Because the shape of the outer ear is so complex, it has a different filter response for each possible direction of incoming sound. This is the key to spatial hearing. The technical name for the filter response of the outer ear, and which also takes into account shadowing and reflection effects of the head, torso and shoulders, is the "Head-Related Transfer Function", or HRTF. Researchers can measure HRTFs by inserting tiny microphones deep into the ear canals of volunteers. The response of the microphones is measured for a number of sound sources in carefully calibrated positions around the listener. If we now take a raw sound, filter it with a particular HRTF, and play the result direct to the ear with headphones (to bypass the outer ears), we "hear" the sound coming from whatever spatial position was used to compute its HRTF. If we have a table of HRTFs measured across a range of locations, we can interpolate their values to compute approximate HRTFs for every point in the space around a listener.

Systems using HRTFs to create spatialised sound have been around for a while. The first to appear was the gloriously named "Convolvotron", developed in the late 1980s for NASA and later marketed by Crystal River Engineering. It comprised two PC cards with digital signal processing chips which could apply HRTFs to sound in real time. It was very expensive. Subsequent hardware developments have brought the cost down, and there are a number of manufacturers selling PC cards which spatialise sound in real time using HRTFs. But it's still quite a specialised market.

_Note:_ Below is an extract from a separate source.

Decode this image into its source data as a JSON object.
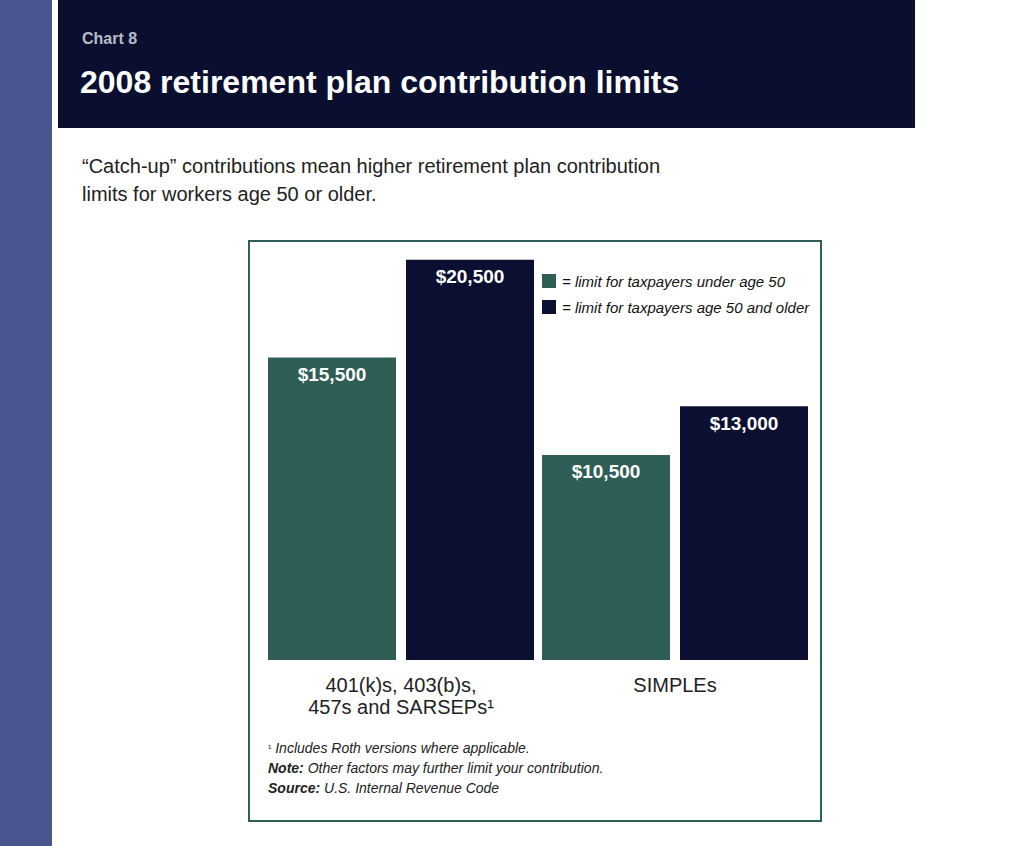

Happily, increasing processor power now means that the HRTF filtering algorithms can be migrated from hardware into software. One of the best software spatialisers is Intel's "3D Realistic Sound Experience" software (3D RSX). A name like that takes some living up to, but 3D RSX is surprisingly good, incorporating reverberation and doppler effects too. It also supports the new spatialised audio nodes in VRML 2.0. If you have Windows 95, Netscape and a fast processor, you can experiment right now. You'll need the Cosmo VRML viewer plug-in from Silicon Graphics (www.sgi.com/Products/cosmo, and 3D RSX (www.intel.com/IAL/rsx), both freely downloadable. A particularly good VRML audio site is "Music of the Spheres" at codelab.siegelgale.com/solutions/spheres_index.html, which although simple, gives a flavour of the future of 3D sound on the Web.

Spatialised audio can also help blind or partially-sighted people use the Internet. One proposal is based on the idea of "Cascading Style Sheets" for Web pages. By changing the style sheet file associated with a set of pages, a designer can change the way the pages are displayed, without altering the actual pages. For example, the "H1" HTML tag might be defined to display its text in a 12 point bold sans-serif font, or under the new audio proposal, to speak its text slowly in a soft female voice located to the far-right and above the listener. The possibilities are intriguing.

Done properly, true 3D spatialised audio can be a compelling experience, leaving you wondering how your humble stereo ever managed to convince you that Oasis were playing unplugged in your living room. With 3D sound you can hear extraordinary things, but it's strange to know you're hearing them through someone else's ears.

Toby Howard teaches at the University of Manchester.